Romain Fustier, Dans la chambre tes bras, Editions Musimot. 10€. musimot.43@orange.fr   

 

 

& qui vient avec elle
robe à fleurs d’été
sur les pédales ses sandales
où moulinent à vent tiède
Ses ronds mollets qu’elle

au mitan de septembre a
encore hâlés  quand elle ainsi
monte à bicyclette & roule
en cipède par les rues
que dore blondes la lumière
de ses jambes ad hoc

 

Une célébration dans le recueil : Des fois des regrets comme. En 2011.

Ce poète écrit dans la joie du vivre, des aubes belles, des voix d’enfants comme venues du jardin, des corps cachés dans l’herbe. Regain que sa poésie qui pousse sur un monde malade mais dont il n’est pas dupe, sachant  s’arrêter sur la beauté des choses.

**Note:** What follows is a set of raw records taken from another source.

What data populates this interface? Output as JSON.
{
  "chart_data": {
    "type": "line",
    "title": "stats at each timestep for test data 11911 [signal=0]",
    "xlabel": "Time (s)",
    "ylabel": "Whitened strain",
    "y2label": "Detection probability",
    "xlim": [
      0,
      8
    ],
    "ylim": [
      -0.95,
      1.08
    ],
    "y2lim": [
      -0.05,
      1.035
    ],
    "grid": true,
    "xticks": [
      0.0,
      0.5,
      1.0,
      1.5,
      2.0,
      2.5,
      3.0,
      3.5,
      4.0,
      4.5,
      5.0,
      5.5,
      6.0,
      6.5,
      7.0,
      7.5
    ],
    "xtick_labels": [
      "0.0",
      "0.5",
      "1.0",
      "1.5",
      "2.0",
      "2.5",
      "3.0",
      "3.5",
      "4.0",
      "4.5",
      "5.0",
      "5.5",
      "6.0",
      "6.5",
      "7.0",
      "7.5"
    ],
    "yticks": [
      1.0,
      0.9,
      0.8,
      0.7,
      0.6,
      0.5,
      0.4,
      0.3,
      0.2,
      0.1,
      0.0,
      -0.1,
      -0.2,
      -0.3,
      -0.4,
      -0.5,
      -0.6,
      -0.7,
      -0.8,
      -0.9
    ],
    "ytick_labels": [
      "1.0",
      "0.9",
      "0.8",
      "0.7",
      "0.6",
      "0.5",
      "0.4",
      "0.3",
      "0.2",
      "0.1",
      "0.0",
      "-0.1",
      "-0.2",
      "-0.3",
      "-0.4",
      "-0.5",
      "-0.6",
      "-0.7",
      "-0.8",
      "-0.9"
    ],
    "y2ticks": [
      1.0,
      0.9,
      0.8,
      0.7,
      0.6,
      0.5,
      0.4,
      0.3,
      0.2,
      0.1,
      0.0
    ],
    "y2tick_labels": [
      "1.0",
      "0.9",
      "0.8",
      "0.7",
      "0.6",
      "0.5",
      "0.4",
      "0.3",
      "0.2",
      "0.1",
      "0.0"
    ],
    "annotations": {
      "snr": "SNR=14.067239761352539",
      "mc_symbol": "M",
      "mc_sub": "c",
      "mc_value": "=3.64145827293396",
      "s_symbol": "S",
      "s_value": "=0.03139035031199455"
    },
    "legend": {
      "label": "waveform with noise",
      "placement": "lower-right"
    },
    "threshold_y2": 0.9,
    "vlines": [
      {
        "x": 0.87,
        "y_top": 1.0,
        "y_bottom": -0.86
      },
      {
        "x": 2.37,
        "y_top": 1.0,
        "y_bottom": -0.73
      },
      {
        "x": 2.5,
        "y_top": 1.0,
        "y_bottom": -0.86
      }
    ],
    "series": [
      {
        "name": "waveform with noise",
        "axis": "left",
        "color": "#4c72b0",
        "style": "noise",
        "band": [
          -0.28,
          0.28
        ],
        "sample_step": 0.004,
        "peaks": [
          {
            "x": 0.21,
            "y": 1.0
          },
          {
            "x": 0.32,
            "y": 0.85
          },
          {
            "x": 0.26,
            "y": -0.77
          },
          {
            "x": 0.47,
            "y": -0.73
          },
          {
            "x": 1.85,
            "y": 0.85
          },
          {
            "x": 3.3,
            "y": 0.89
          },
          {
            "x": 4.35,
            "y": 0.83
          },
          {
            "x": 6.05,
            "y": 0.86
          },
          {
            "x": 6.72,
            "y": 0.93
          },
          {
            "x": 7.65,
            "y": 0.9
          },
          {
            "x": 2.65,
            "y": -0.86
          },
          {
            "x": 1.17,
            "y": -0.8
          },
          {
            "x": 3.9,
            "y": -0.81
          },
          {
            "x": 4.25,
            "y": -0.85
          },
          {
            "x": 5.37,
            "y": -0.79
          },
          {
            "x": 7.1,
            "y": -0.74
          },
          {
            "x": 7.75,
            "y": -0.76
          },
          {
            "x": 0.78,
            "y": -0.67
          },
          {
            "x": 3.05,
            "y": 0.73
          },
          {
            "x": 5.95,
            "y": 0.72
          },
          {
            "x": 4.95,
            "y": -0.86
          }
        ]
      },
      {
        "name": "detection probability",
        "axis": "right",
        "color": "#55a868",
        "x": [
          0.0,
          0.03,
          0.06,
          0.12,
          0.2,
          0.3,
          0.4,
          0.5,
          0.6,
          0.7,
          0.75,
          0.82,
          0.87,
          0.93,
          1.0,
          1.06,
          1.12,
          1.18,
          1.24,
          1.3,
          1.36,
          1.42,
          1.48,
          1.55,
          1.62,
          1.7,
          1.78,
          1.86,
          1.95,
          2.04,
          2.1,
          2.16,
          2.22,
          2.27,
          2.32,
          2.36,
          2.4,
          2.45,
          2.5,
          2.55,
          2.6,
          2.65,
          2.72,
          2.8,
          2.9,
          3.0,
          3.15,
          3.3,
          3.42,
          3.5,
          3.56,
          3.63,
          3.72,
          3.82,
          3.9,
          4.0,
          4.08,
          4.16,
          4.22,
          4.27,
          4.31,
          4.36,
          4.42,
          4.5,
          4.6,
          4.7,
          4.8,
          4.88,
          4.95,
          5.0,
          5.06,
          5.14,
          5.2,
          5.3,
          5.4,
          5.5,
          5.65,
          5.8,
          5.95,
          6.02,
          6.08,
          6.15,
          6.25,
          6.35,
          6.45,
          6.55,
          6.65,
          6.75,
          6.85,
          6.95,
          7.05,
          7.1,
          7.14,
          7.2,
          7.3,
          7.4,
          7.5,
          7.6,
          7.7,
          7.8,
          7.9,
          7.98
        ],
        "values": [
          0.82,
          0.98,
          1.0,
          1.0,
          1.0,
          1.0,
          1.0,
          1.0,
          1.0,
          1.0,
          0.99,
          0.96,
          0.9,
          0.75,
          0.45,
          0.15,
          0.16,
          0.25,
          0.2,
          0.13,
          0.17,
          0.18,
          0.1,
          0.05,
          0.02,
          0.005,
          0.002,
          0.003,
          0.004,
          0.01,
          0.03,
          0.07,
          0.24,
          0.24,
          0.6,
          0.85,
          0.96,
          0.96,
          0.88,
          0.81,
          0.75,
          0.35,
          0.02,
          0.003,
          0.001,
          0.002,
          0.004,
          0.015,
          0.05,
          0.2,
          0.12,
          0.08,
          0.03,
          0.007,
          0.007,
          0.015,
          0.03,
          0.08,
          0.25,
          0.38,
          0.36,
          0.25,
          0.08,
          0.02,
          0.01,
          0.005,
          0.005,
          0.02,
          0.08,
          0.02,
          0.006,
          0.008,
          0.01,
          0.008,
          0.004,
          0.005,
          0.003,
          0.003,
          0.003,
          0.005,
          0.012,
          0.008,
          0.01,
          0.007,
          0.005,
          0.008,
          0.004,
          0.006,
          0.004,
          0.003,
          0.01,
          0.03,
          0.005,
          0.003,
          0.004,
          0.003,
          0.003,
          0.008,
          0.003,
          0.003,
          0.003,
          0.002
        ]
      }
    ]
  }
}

Romain Fustier c’est un moineau venu se poser sur votre épaule, si léger qu’on ne le remarque pas, habitués que l’on est à son manège et puis, peut-être plus léger encore que le moineau s’impose le petit livre sur la table de la cuisine, qu’il vient de déposer, aux pages brèves, aux mots brulants, supplique à l’amante, la maitresse, sa passion, sa vie.

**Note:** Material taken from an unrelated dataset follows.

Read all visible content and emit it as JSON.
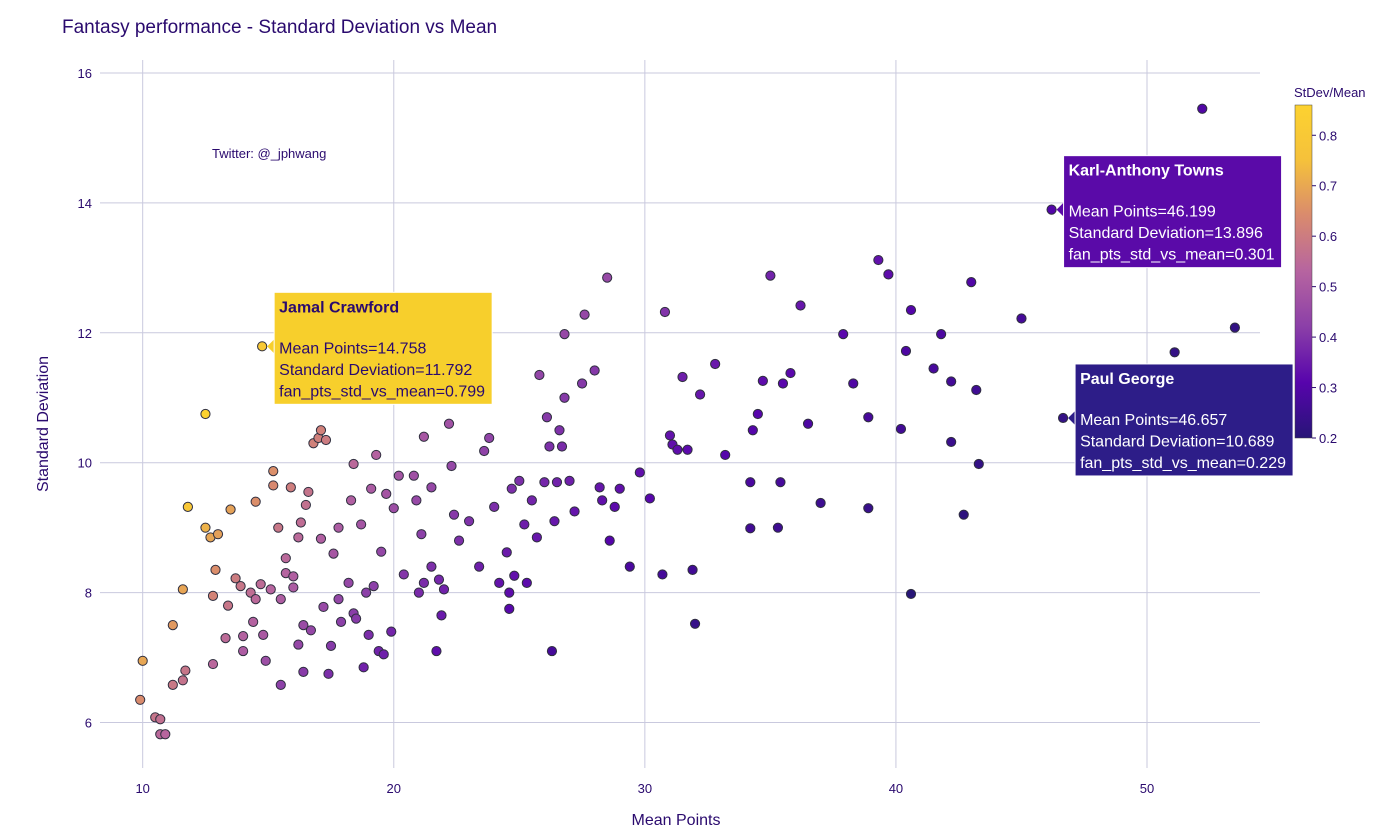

Il sait dire l’essentiel de l’homme et l’odeur du gravier mouillé après la pluie. Sa foi en l’autre se déverse avec délicatesse dans chacun de ses livres.

Il est temps de s’en rendre compte !

Dans la chambre tes bras : l’être aimée est au cœur de la maison, tout autant désirée. Si petit nouveau livre, plein de baisers, cuisses, hanches, plein du corps de l’aimée dans la légèreté du poème, entrouvert sur le vide qui nous sépare des amants réunis, dans la lumière aussi, précieuse, abondante, vers les lacs, les sources, là-bas…

Dans la chambre tes bras : ce texte est un murmure, un soupir, un plein d’amour.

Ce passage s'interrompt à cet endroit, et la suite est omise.